Я вижу их сидящими рядышком на заднем сидении фаэтона с поднятым верхом. Обе закутаны в черные шелковые покрывала. Жены кондитера. Вдовы. Одна — как сдобная булка: белая, пышная, рыхлая, с родинкой над верхней губой, похожей на изюминку. Другая — мать Идриса Халила, Зибейда–ханум, полная ей противоположность, — своими сухонькими ручками и золотистой кожей, скорее, напоминает ванильный сухарик.

Фаэтон трогается, из–под высоких колес с красными спицами летит пыль. Вся дорога вдоль набережной все еще изрыта воронками от снарядов.

5

Второе путешествие Идриса–морехода началось с того, что ранним утром 17 декабря 1918 года он вышел из дома и сел в фаэтон, ожидавший его у дверей. Фаэтон тронулся, Зибейда–ханум с порога выплеснула ему вслед ковшик чистой воды — на добрый путь. Вдохнув полной грудью терпкий морозный воздух, он обернулся, увидел теплый дым, вьющийся над крышей дома, свет за занавеской в одном из окон, глядящих на восток, и на мгновенье сердце его встрепенулось от щемящей тоски и тревоги. Но только лишь на мгновенье, потому что упираясь в тонкую линию горизонта, бесконечная дорога давно уже ждала его, манила, и весь охваченный радостным возбуждением, он вспомнил сказанное в Книге:

«Ты видишь корабли, рассекающие море…».

Над ними кружат голодные чайки, над ними и над пристанью. Их голоса, отрывистые и резкие, едва различимы в монотонном грохоте машин, сотрясающем палубу баржи. Скоро отчалят. Порывы ледяного ветра гонят клубы дыма из закопченной трубы в сторону набережной, где впритык друг к другу теснятся заполненные под самую крышу мешками с хлопком деревянные склады. Скучающий жандарм, подняв от холода воротник шинели, дымит самокруткой, наблюдая, как амбалы в грязных чухах разгружают подводу с какими–то ящиками. На крыльце конторы «Товарищество Меркурий», покрытом струпьями облупившейся белой краски, горит забытый с ночи фонарь, отбрасывающий жидкий свет на огромные буквы совершенно проржавевшей с правого края вывески.
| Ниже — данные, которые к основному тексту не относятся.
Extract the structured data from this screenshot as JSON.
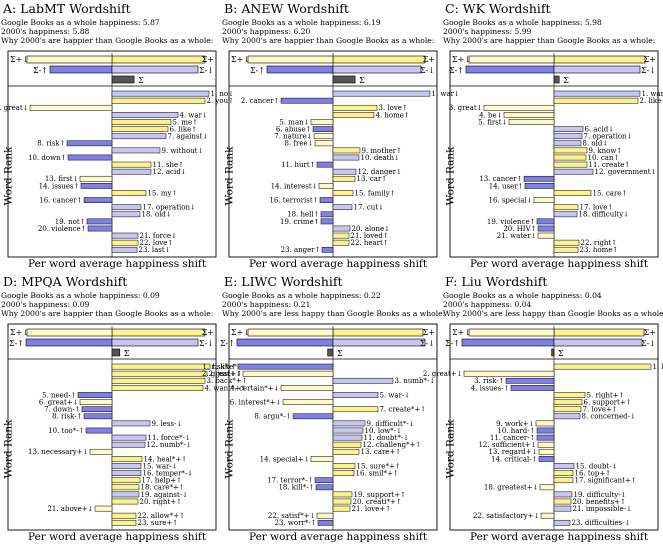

Идрис Халил сидит на скамейке у правого борта, глубоко надвинув на лоб офицерскую папаху. В просветах между тюками всевозможных видов и размеров, собранных на палубе, он видит верхушку Девичьей Башни, плывущую высоко в небе над цокольными крышами складов, и неподвижные рыхлые тучи, готовые пролиться дождем, и чаек над пристанью.

На часах — половина девятого. Ожившие стрелки вновь показывают время.